This repo provides pipelines to consume several different data sources and clean, interpolate, and derrive quantities of interest in preparation for consumption for a downstream consumer.
Pipelines in this repo typically consist of a few steps:
- Data acquisition / sorting: download links, scripts or other info for getting the raw data from an upstream provider, and organizing in a rational manner (typically one subdirectory per month of raw data).
- Processing pipeline: a series of serially dependent slurm scripts that manage the main transforms, typically data cleaning and selection -> derived variable construction -> interpolation and integration -> downsampling -> output format construction.
As is generically true for essentially all data pipelines, provenance is crucial. Provenance records will look a bit different for each pipeline, but make sure to keep records of, at least:
- how to acquire the original upstream data (DOIs are the gold standard)
- what parameters were used in the pipeline
- git hash or release of the codebase of this repo reflecting its exact state when the pipeline was ran.
the provenance/
subdirectory here is an appropriate place for these records.
Argo's GDACs provide the complete Argo dataset as netCDF files; they also publish a DOI-stamped release regularly. Prep this data for localGP as follows:
After downloading the DOI of interest or rsyncing one of the GDACs, sort the profile netCDF files into folders organized by month:
- The Argo DOI zips core and BGC profiles separately; at the time of writing, localgp-input only considers core profiles and assumes only the core archives are unzipped.
- Sort handled by
sort_argonc.py
, see top of that file for usage instructions. - Slurm it with
sort_argonc.slurm
if desired; those who feel fancy could write a loop over DACs (aoml bodc csio incois kma meds coriolis csiro jma kordi nmdis), or even parallelize at the sub-DAC level (aoml takes forever). - Note this copies, and does not move, profile .nc, which means you'll need enough disk to accommodate.

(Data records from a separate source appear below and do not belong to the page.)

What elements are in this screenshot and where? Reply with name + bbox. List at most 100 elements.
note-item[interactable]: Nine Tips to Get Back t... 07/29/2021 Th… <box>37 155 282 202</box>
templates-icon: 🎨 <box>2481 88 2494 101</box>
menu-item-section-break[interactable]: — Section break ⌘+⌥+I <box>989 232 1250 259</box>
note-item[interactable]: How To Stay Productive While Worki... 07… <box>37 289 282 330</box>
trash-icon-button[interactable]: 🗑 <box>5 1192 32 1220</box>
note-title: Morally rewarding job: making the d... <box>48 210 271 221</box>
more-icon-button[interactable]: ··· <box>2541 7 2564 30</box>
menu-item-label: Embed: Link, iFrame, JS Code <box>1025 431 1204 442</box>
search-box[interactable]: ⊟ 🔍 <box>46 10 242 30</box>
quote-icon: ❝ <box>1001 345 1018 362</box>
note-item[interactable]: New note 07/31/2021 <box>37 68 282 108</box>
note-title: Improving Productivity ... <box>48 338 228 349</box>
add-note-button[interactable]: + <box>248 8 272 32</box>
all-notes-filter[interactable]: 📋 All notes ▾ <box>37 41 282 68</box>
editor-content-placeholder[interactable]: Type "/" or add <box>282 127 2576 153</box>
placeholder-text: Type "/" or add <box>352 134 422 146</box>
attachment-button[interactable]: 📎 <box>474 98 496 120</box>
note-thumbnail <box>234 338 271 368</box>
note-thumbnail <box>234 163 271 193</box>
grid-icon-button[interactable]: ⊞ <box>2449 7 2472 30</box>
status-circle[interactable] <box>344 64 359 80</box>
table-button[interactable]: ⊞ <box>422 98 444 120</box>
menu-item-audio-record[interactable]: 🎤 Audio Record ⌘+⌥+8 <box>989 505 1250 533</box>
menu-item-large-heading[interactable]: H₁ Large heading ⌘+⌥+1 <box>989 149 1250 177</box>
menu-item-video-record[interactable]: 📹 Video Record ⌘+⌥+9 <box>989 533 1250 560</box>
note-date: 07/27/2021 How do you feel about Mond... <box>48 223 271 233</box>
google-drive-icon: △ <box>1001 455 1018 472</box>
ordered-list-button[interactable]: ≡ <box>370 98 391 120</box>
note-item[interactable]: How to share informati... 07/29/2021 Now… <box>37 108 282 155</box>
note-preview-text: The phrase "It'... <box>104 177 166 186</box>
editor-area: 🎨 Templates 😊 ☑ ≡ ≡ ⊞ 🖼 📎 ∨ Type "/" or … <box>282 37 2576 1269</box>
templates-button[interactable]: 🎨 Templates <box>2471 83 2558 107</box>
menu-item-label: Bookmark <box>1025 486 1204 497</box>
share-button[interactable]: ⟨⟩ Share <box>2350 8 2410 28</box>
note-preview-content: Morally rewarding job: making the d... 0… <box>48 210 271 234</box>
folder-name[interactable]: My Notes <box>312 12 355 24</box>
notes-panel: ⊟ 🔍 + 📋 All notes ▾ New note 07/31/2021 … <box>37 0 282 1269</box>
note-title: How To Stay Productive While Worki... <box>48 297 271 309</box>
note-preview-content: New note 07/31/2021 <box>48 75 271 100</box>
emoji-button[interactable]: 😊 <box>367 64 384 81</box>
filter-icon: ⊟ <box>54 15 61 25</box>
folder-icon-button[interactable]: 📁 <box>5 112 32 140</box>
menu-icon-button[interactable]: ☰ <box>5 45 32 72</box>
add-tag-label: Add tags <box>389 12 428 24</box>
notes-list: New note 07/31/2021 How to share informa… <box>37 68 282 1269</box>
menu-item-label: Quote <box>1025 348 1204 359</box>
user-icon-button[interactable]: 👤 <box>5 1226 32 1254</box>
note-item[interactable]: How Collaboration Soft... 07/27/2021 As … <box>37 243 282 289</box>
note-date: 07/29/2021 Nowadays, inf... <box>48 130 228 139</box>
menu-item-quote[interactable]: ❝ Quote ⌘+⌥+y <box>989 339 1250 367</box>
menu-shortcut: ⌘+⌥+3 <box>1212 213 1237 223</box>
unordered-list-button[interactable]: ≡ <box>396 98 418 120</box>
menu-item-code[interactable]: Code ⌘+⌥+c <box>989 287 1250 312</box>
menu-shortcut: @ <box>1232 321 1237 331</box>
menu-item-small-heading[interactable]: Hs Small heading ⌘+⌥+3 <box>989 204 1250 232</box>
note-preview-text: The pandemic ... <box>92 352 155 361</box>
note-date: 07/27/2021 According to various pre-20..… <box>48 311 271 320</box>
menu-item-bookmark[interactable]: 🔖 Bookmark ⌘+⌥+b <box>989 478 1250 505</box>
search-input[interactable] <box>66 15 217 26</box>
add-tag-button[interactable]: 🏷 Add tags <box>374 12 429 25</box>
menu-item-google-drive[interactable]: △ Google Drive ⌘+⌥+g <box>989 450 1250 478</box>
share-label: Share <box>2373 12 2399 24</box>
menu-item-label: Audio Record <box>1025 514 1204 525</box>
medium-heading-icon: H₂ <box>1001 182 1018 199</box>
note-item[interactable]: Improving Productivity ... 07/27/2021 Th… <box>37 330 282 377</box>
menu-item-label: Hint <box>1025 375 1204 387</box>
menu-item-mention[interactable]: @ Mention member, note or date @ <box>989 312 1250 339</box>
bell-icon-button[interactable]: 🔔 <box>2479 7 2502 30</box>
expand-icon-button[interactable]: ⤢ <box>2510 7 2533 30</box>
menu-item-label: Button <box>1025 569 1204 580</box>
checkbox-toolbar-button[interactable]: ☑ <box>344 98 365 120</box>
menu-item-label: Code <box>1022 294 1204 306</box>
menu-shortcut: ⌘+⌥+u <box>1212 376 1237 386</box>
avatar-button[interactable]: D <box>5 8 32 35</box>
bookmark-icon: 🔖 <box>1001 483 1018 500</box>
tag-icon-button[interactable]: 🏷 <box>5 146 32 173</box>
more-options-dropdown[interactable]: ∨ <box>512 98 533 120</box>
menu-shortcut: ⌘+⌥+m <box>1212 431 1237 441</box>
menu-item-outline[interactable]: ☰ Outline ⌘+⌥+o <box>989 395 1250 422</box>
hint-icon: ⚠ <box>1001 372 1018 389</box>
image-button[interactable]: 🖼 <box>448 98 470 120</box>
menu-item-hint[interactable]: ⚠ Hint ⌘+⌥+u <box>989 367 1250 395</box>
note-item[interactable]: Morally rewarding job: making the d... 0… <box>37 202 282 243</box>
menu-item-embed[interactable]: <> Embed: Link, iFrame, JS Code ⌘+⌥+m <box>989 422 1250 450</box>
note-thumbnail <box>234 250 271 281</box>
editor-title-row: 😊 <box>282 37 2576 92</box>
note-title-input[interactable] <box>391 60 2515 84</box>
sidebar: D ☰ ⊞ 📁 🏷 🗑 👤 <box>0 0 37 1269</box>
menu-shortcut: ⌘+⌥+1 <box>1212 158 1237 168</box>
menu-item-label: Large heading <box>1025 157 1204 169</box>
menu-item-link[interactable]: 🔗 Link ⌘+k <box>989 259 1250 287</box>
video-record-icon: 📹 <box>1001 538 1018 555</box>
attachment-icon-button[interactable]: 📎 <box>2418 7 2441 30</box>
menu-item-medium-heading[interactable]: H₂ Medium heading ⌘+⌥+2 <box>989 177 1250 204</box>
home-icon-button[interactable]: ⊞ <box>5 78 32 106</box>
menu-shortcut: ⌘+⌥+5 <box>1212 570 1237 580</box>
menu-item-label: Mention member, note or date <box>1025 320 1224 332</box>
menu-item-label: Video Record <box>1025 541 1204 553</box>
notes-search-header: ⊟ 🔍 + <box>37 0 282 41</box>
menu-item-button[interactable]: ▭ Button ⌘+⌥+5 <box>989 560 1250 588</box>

- Will create subdirectories
YYYY_MM
for each month of data under your target location.
Once input netCDF files are sorted by month, pipeline4localgp.sh
supports preparing these files for consumption by localGP. Start by setting appropriate variables for this run in the block at the top.
This script launches an appropriate pipeline of jobs on a slurm-managed cluster.
Preparing Argo data as represented by Argovis for consumption by localGP proceeds as follows:
argovis-dl.sh
will manage the download of Argo data from Argovis month by month; data will be placed in per-month folders in the same directory as the download script.
pipeline4localgp.sh
works similarly for Argovis as it does for Argo netCDF files; choose appropriate parameters in the block at the top, and then loop over months to generate viable localGP inputs.